Well, not our home, really. But our property. They were everywhere in the flower gardens, the grass, the driveway. Tall, stalky holly hocks stood sentinel around the garage, and they turned furry with black-and-orange woolly bear caterpillars. You had to be careful where you stepped in the gravel around the cars; the little white caterpillars blended in with the rocks. The solid orange ones stood out wherever they went. The solid black ones blended in to nooks and crannies.
It was late summer when they started turning up. The season was warm but not the stiflingly hot that usually comes with late August in Illinois.
On a Sunday afternoon, while Mom tended her flower garden, I sat nearby in a patch of dirt, petting a collection of fuzzy caterpillars. I had scouted the yard throughout the afternoon, plucking caterpillar-bearing leaves off plants and leaving a pile of caterpillars in my dirt patch. Few of them bothered to escape — they seemed content to sit on their leaves, regardless of whether the leaf was attached to a plant or deposited in bare yard.
I remember having a bounty of caterpillars, although in reality I probably only had four or five. To my eight-year-old self, that was a lot. Content with my efforts to round up furry-crawly playmates, I sat down to pet them and play with them.

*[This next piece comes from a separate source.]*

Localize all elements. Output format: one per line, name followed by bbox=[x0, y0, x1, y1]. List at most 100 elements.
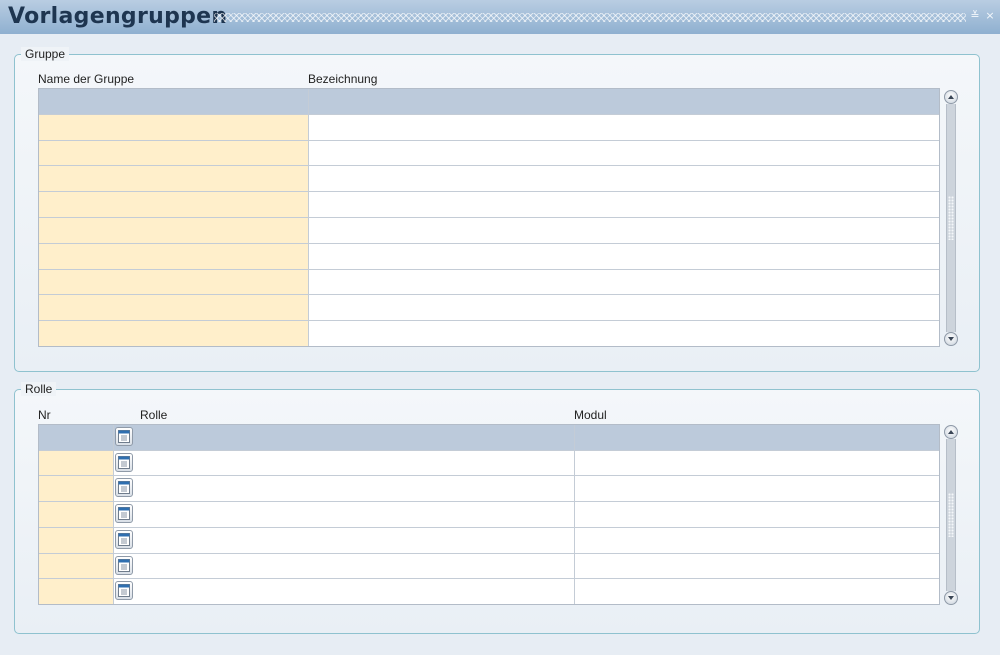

Except when I touched them, they curled up and no longer moved.
I could only assume I had killed them. We were always told not to touch butterfly wings because we might hurt them. Caterpillars turned into butterflies, so it made sense that touching a caterpillar might also hurt or kill them.
Grabbing a stick, I dug a series of graves in the dirt, all in a row. I dumped a caterpillar in each grave, then covered it up.
It was in the burial process that my older sister came outside and spotted my digging — and burying something — in the dirt. In true nosy older sister form, she approached me and asked what I was doing.
“Burying my caterpillars,” I said.
“Why?” she asked.
“Because they’re dead.”
“Did you squish them?”
“No. I touched them. They curled up and died.”
At this point, she raised her voice to tell me caterpillars weren’t dead when they curled up; they did that out of defense because they’re scared.
Fortunately for the caterpillars, my graves were shallow. One had already risen like a zombie and was inching away, dirt shaking off its fur with every step. I dug out a few more — a white one had turned completely gray with grime as it crawled away.
One had to be reburied, though. The afternoon’s events proved to kill it after all.